What are heart disease risk factors?
Some heart disease risk factors cannot be changed. If you’re a male over the age of 45, a female over the age of 55, or you have a family history of stroke, heart, or vascular disease—you are at higher risk for heart disease, and you should consider getting regular heart screenings.
Fortunately, there are also heart disease risk factors that can be modified, treated, and controlled:
- High blood pressure (hypertension)
- High cholesterol
- Sedentary lifestyle
- Diet and nutrition
What are the benefits of heart screening?
Once you have a clearer understanding of your risk of heart disease, you can identify areas for improvement and work towards preventing complications.
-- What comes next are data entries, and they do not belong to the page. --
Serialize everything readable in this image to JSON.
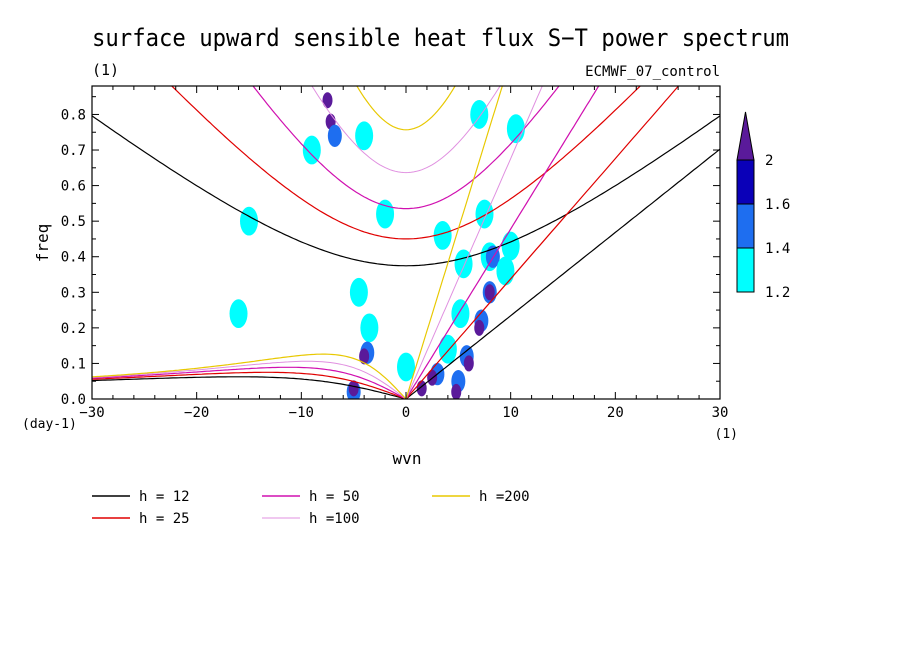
{
  "chart_data": {
    "type": "line",
    "title": "surface upward sensible heat flux S−T power spectrum",
    "subtitle_left": "(1)",
    "subtitle_right": "ECMWF_07_control",
    "xlabel": "wvn",
    "ylabel": "freq",
    "x_unit_label": "(1)",
    "y_unit_label": "(day-1)",
    "xlim": [
      -30,
      30
    ],
    "ylim": [
      0,
      0.88
    ],
    "xticks": [
      "-30",
      "-20",
      "-10",
      "0",
      "10",
      "20",
      "30"
    ],
    "yticks": [
      "0.0",
      "0.1",
      "0.2",
      "0.3",
      "0.4",
      "0.5",
      "0.6",
      "0.7",
      "0.8"
    ],
    "legend_position": "bottom",
    "series": [
      {
        "name": "h = 12",
        "equivalent_depth_m": 12,
        "color": "#000000"
      },
      {
        "name": "h = 25",
        "equivalent_depth_m": 25,
        "color": "#e00000"
      },
      {
        "name": "h = 50",
        "equivalent_depth_m": 50,
        "color": "#d010b0"
      },
      {
        "name": "h =100",
        "equivalent_depth_m": 100,
        "color": "#e090e0"
      },
      {
        "name": "h =200",
        "equivalent_depth_m": 200,
        "color": "#e8c800"
      }
    ],
    "contour_colorbar": {
      "levels": [
        "1.2",
        "1.4",
        "1.6",
        "2"
      ],
      "colors": [
        "#00ffff",
        "#1e6ef0",
        "#0a00b8",
        "#5a1a9a"
      ]
    },
    "contour_blobs": [
      {
        "x": -7.5,
        "y": 0.84,
        "level": 3
      },
      {
        "x": -7.2,
        "y": 0.78,
        "level": 3
      },
      {
        "x": -6.8,
        "y": 0.74,
        "level": 1
      },
      {
        "x": -9.0,
        "y": 0.7,
        "level": 0
      },
      {
        "x": -4.0,
        "y": 0.74,
        "level": 0
      },
      {
        "x": 7.0,
        "y": 0.8,
        "level": 0
      },
      {
        "x": 10.5,
        "y": 0.76,
        "level": 0
      },
      {
        "x": -2.0,
        "y": 0.52,
        "level": 0
      },
      {
        "x": 3.5,
        "y": 0.46,
        "level": 0
      },
      {
        "x": 7.5,
        "y": 0.52,
        "level": 0
      },
      {
        "x": 10.0,
        "y": 0.43,
        "level": 0
      },
      {
        "x": 8.0,
        "y": 0.4,
        "level": 0
      },
      {
        "x": 8.3,
        "y": 0.4,
        "level": 1
      },
      {
        "x": 5.5,
        "y": 0.38,
        "level": 0
      },
      {
        "x": 9.5,
        "y": 0.36,
        "level": 0
      },
      {
        "x": 8.0,
        "y": 0.3,
        "level": 1
      },
      {
        "x": 8.0,
        "y": 0.3,
        "level": 3
      },
      {
        "x": 7.2,
        "y": 0.22,
        "level": 1
      },
      {
        "x": 7.0,
        "y": 0.2,
        "level": 3
      },
      {
        "x": 5.8,
        "y": 0.12,
        "level": 1
      },
      {
        "x": 6.0,
        "y": 0.1,
        "level": 3
      },
      {
        "x": 5.0,
        "y": 0.05,
        "level": 1
      },
      {
        "x": 3.0,
        "y": 0.07,
        "level": 1
      },
      {
        "x": 2.5,
        "y": 0.06,
        "level": 3
      },
      {
        "x": 4.8,
        "y": 0.02,
        "level": 3
      },
      {
        "x": 1.5,
        "y": 0.03,
        "level": 3
      },
      {
        "x": 4.0,
        "y": 0.14,
        "level": 0
      },
      {
        "x": 5.2,
        "y": 0.24,
        "level": 0
      },
      {
        "x": -4.5,
        "y": 0.3,
        "level": 0
      },
      {
        "x": -3.5,
        "y": 0.2,
        "level": 0
      },
      {
        "x": -3.7,
        "y": 0.13,
        "level": 1
      },
      {
        "x": -4.0,
        "y": 0.12,
        "level": 3
      },
      {
        "x": -5.0,
        "y": 0.02,
        "level": 1
      },
      {
        "x": -5.0,
        "y": 0.03,
        "level": 3
      },
      {
        "x": 0.0,
        "y": 0.09,
        "level": 0
      },
      {
        "x": -16.0,
        "y": 0.24,
        "level": 0
      },
      {
        "x": -15.0,
        "y": 0.5,
        "level": 0
      }
    ]
  }
}
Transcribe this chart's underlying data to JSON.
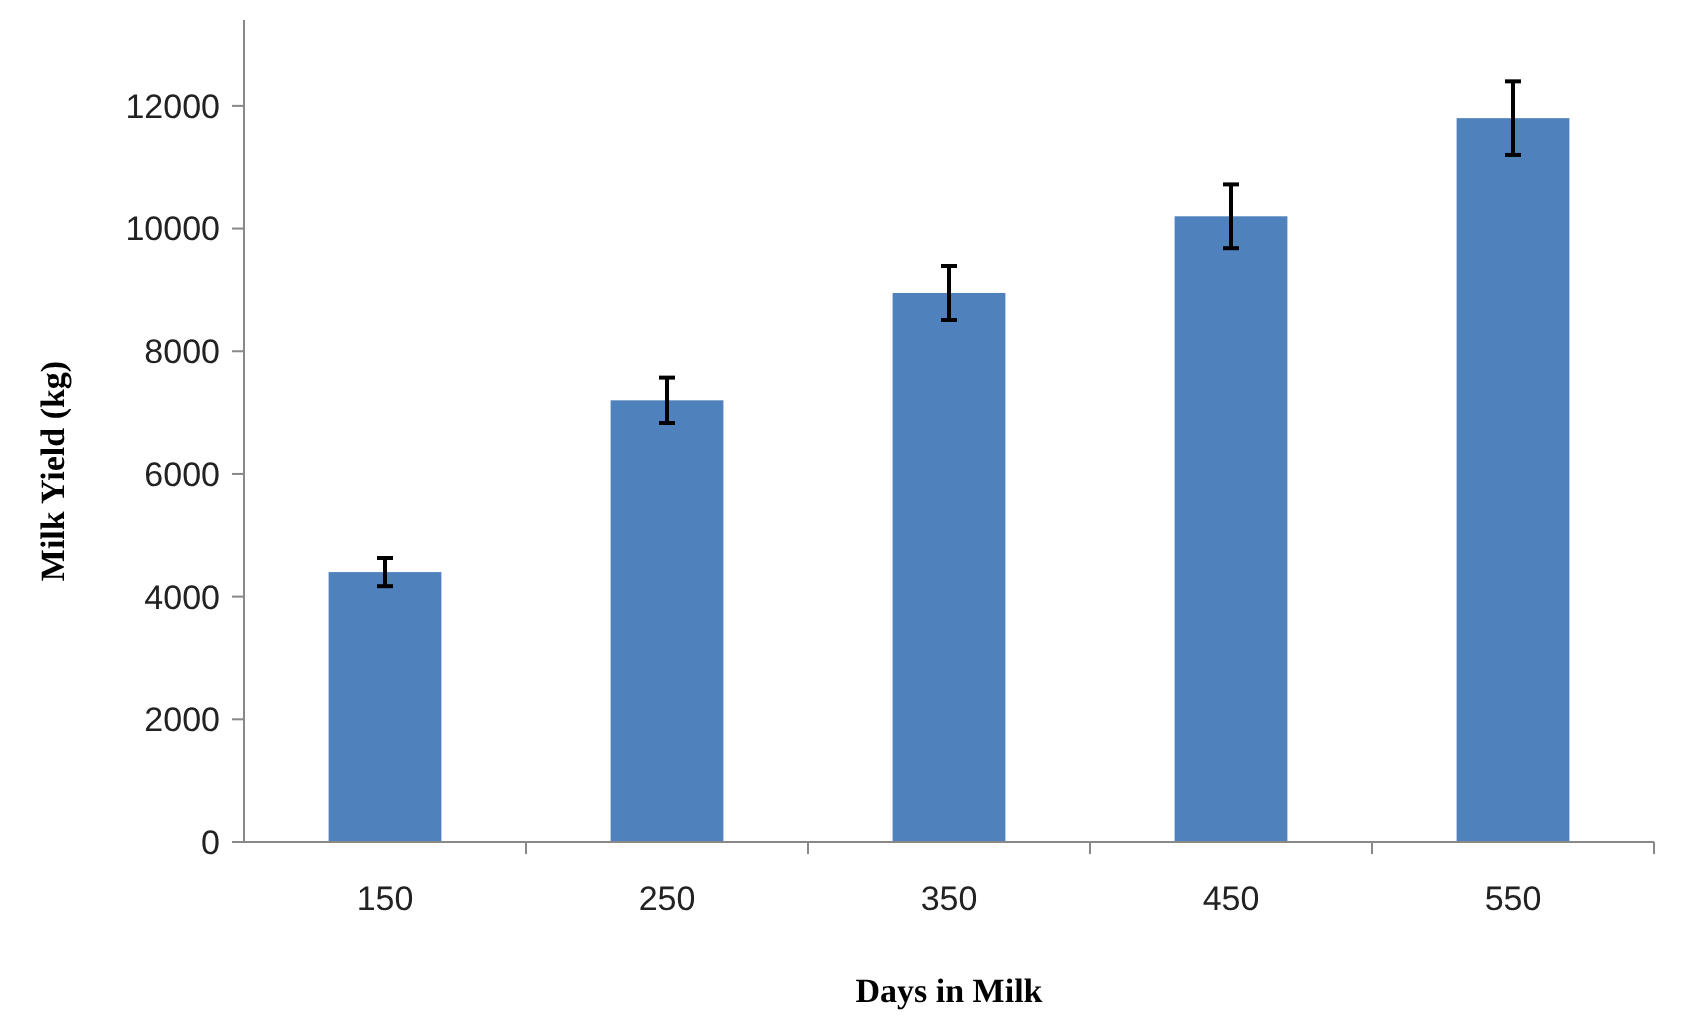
{
  "chart_data": {
    "type": "bar",
    "xlabel": "Days in Milk",
    "ylabel": "Milk Yield (kg)",
    "categories": [
      "150",
      "250",
      "350",
      "450",
      "550"
    ],
    "values": [
      4400,
      7200,
      8950,
      10200,
      11800
    ],
    "errors": [
      230,
      370,
      440,
      520,
      600
    ],
    "color": "#4f81bd",
    "ylim": [
      0,
      13400
    ],
    "yticks": [
      0,
      2000,
      4000,
      6000,
      8000,
      10000,
      12000
    ],
    "grid": false
  }
}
Lifestyle changes may be sufficient, but medicine or procedures may be necessary to improve your quality of life.
Heart screening tests have 3 phases:
- Risk category assignment – What are your risk factors for heart disease?
- Early disease assessment – Do you exhibit any of the early warning signs or symptoms of heart disease?
- Modifiable disease contributor assessment – Which of your risk factors can be improved with lifestyle changes?
The extensiveness and cost of the heart screening are based on your risk assessment. Some tests are unnecessary for low-risk individuals but may be essential for high-risk categories.
Blood pressure is one of the easiest factors of your health to have screened and consistently monitor.
High Blood Pressure (or Hypertension) is a condition in which the blood pressure in your artery walls is too high. The greater the force, the higher your blood pressure. If left untreated, high blood pressure can lead to life-threatening diseases including coronary heart disease, heart failure, stroke, and kidney failure.
It’s important to know that anyone can develop high blood pressure. In fact, hypertension is the most common cardiovascular disease. It can affect children and teens, and in the U.S. alone around 30% of adults have high blood pressure. Many cases go unnoticed due to a lack of symptoms or warning signs.
A stroke is a rapid loss of brain function due to a disrupted blood supply to the brain, most likely caused by a blockage or leakage of blood.
When you have a stroke, your brain is unable to function. Often, you can’t move one or more limbs on one side of the body, your ability to understand or formulate speech is drastically lowered, and even your eyesight may worsen on one side. To help potential avoid suffering a stroke our board-certified cardiologists are specialized in stroke screening.
A stroke is a medical emergency and can cause permanent brain damage, complications, and even lead to death. It is the leading cause of adult disability in the United States and Europe and the second leading cause of death worldwide. The warning signs of a stroke must not be ignored.